Our 8-week CPFE and CKCE also significantly improved joint repositioning error and walking speeds. In our study, both the CPFE and CKCE decreased the joint repositioning error by 2.1 and 1.9° (42.9 and 40.4%), respectively. In addition, both the CPFE and CKCE reduced aggregate walking times in the four conditions by 24.2 and 27.4%, respectively. In terms of walking difficulty, walking on the spongy surface and following a figure-8 pattern demanded a higher proprioceptive function to accomplish the task, which was harder than walking on level ground and stairs. Both CPFE and CKCE increased the walking speed on the spongy surface and figure-8 pattern (36.4–45.7%) to a greater degree than that of walking on the level ground and stairs (8.1–17.9%). We hypothesize that both CPFE and CKCE could increase greater joint positioning sense (42.9 and 40.4%, respectively) than muscle strength. Subsequently, both exercise groups promoted more joint proprioception and increased walking speeds on terrains demanding higher proprioception.

Muscle strength and walking speed

Our results showed significant improvement in knee extensor and flexor strength at 60, 120, and 180°/s after the 8-week exercise intervention in both groups. However, subjects in the control group did not improve their muscle strength of the knee extensors or flexors.

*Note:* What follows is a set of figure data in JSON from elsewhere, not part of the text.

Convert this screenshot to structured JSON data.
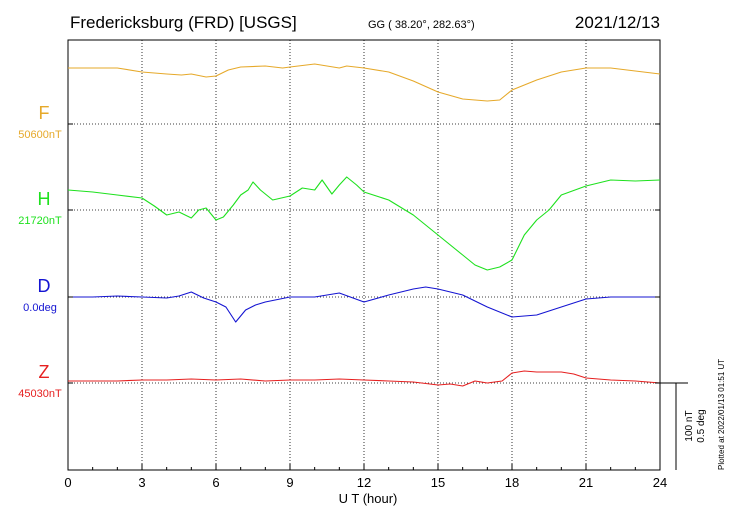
{
  "header": {
    "station": "Fredericksburg (FRD)  [USGS]",
    "coords": "GG ( 38.20°, 282.63°)",
    "date": "2021/12/13"
  },
  "footer_note": "Plotted at 2022/01/13 01:51  UT",
  "scale_bar": {
    "label1": "100 nT",
    "label2": "0.5 deg"
  },
  "chart_data": {
    "type": "line",
    "xlabel": "U T (hour)",
    "xlim": [
      0,
      24
    ],
    "xticks": [
      "0",
      "3",
      "6",
      "9",
      "12",
      "15",
      "18",
      "21",
      "24"
    ],
    "grid": true,
    "series": [
      {
        "name": "F",
        "baseline_label": "50600nT",
        "color": "#E6A92A",
        "x": [
          0,
          1,
          2,
          3,
          4,
          4.6,
          5.0,
          5.6,
          6.0,
          6.5,
          7.0,
          8.0,
          8.7,
          9.0,
          10.0,
          11.0,
          11.3,
          12.0,
          13.0,
          14.0,
          15.0,
          16.0,
          17.0,
          17.5,
          18.0,
          19.0,
          20.0,
          21.0,
          22.0,
          23.0,
          24.0
        ],
        "y": [
          56,
          56,
          56,
          52,
          50,
          49,
          50,
          47,
          48,
          54,
          57,
          58,
          56,
          57,
          60,
          56,
          58,
          56,
          52,
          43,
          32,
          25,
          23,
          24,
          34,
          44,
          52,
          56,
          56,
          53,
          50
        ]
      },
      {
        "name": "H",
        "baseline_label": "21720nT",
        "color": "#1EE11E",
        "x": [
          0,
          1,
          2,
          3,
          3.5,
          4.0,
          4.5,
          5.0,
          5.3,
          5.6,
          6.0,
          6.3,
          6.7,
          7.0,
          7.3,
          7.5,
          7.8,
          8.3,
          9.0,
          9.5,
          10.0,
          10.3,
          10.7,
          11.0,
          11.3,
          11.7,
          12.0,
          13.0,
          14.0,
          15.0,
          16.0,
          16.5,
          17.0,
          17.5,
          18.0,
          18.5,
          19.0,
          19.5,
          20.0,
          21.0,
          22.0,
          23.0,
          24.0
        ],
        "y": [
          20,
          18,
          15,
          12,
          4,
          -5,
          -2,
          -8,
          0,
          2,
          -10,
          -7,
          5,
          15,
          20,
          28,
          20,
          10,
          14,
          22,
          20,
          30,
          16,
          25,
          33,
          25,
          18,
          10,
          -5,
          -25,
          -45,
          -55,
          -60,
          -57,
          -50,
          -25,
          -10,
          0,
          15,
          24,
          30,
          29,
          30
        ]
      },
      {
        "name": "D",
        "baseline_label": "0.0deg",
        "color": "#1414D2",
        "x": [
          0,
          1,
          2,
          3,
          4,
          4.5,
          5.0,
          5.5,
          6.0,
          6.4,
          6.8,
          7.2,
          7.6,
          8.0,
          9.0,
          10.0,
          11.0,
          12.0,
          13.0,
          14.0,
          14.5,
          15.0,
          16.0,
          17.0,
          18.0,
          19.0,
          20.0,
          21.0,
          22.0,
          23.0,
          24.0
        ],
        "y": [
          0,
          0,
          1,
          0,
          -1,
          1,
          5,
          -1,
          -5,
          -10,
          -25,
          -13,
          -8,
          -5,
          0,
          0,
          4,
          -5,
          2,
          8,
          10,
          8,
          2,
          -10,
          -20,
          -18,
          -10,
          -2,
          0,
          0,
          0
        ]
      },
      {
        "name": "Z",
        "baseline_label": "45030nT",
        "color": "#E62020",
        "x": [
          0,
          2,
          3,
          4,
          5,
          6,
          7,
          8,
          9,
          10,
          11,
          12,
          13,
          14,
          15,
          15.5,
          16,
          16.5,
          17,
          17.6,
          18.0,
          18.5,
          19,
          20,
          20.5,
          21,
          22,
          23,
          24
        ],
        "y": [
          2,
          2,
          3,
          3,
          4,
          3,
          4,
          2,
          3,
          3,
          4,
          3,
          2,
          1,
          -2,
          -1,
          -3,
          2,
          0,
          2,
          10,
          12,
          11,
          11,
          9,
          5,
          3,
          2,
          0
        ]
      }
    ]
  }
}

Thus, our results suggest that both CPFE and CKCE were effective in improving knee muscle strength in knee OA patients (6.1–21.9%). However, this increase was not as great as the improvement of repositioning sense (40.4–42.9%). McAlindon et al. [33] declared that quadriceps weakness was found to be the greatest single predictor of lower limb functional limitation, exceeding that of knee pain. Therefore, the strengthening program of the CKCE emphasized the quadriceps. Correspondingly, the results of the CKCE increased the strength of the extensor (20.1–21.9%) over that of the flexor (16.4–18.3%). The CKCE also showed the greatest improvement of knee extensor torque among the three groups. In terms of demand on muscle strength of the knee extensors, walking up and down stairs is the greatest one among the four terrains [34]. The improvement of walking speed on stairs was greatest in CKCE subjects among the three groups, although the difference did not show statistical significance. Therefore, we hypothesize that CKCE even emphasized strengthening knee muscles as well as proprioception facilitation. Many researchers have suggested that improvement in proprioception can promote muscle strength and vice versa [14, 26, 27]. Of special interest is that CPFE training, regarded by participants as a particularly enjoyable program, enhanced long-term compliance as well.

Conclusion

Both 8-week CPFE and CKCE have been observed to improve proprioceptive functions, such as increasing joint position sense, functional performance, walking speed on level ground, stepping up and down stairs, traversing along a figure-8 pattern, and walking on a spongy surface, as well as increase knee muscle torque in patients with knee osteoarthritis. Subjects in the CKCE group have demonstrated a significantly increased extensor torque than those in the CPFE group. Either CPFE or CKCE can be considered an effective proprioceptive exercise for patients with knee osteoarthritis in clinical practice.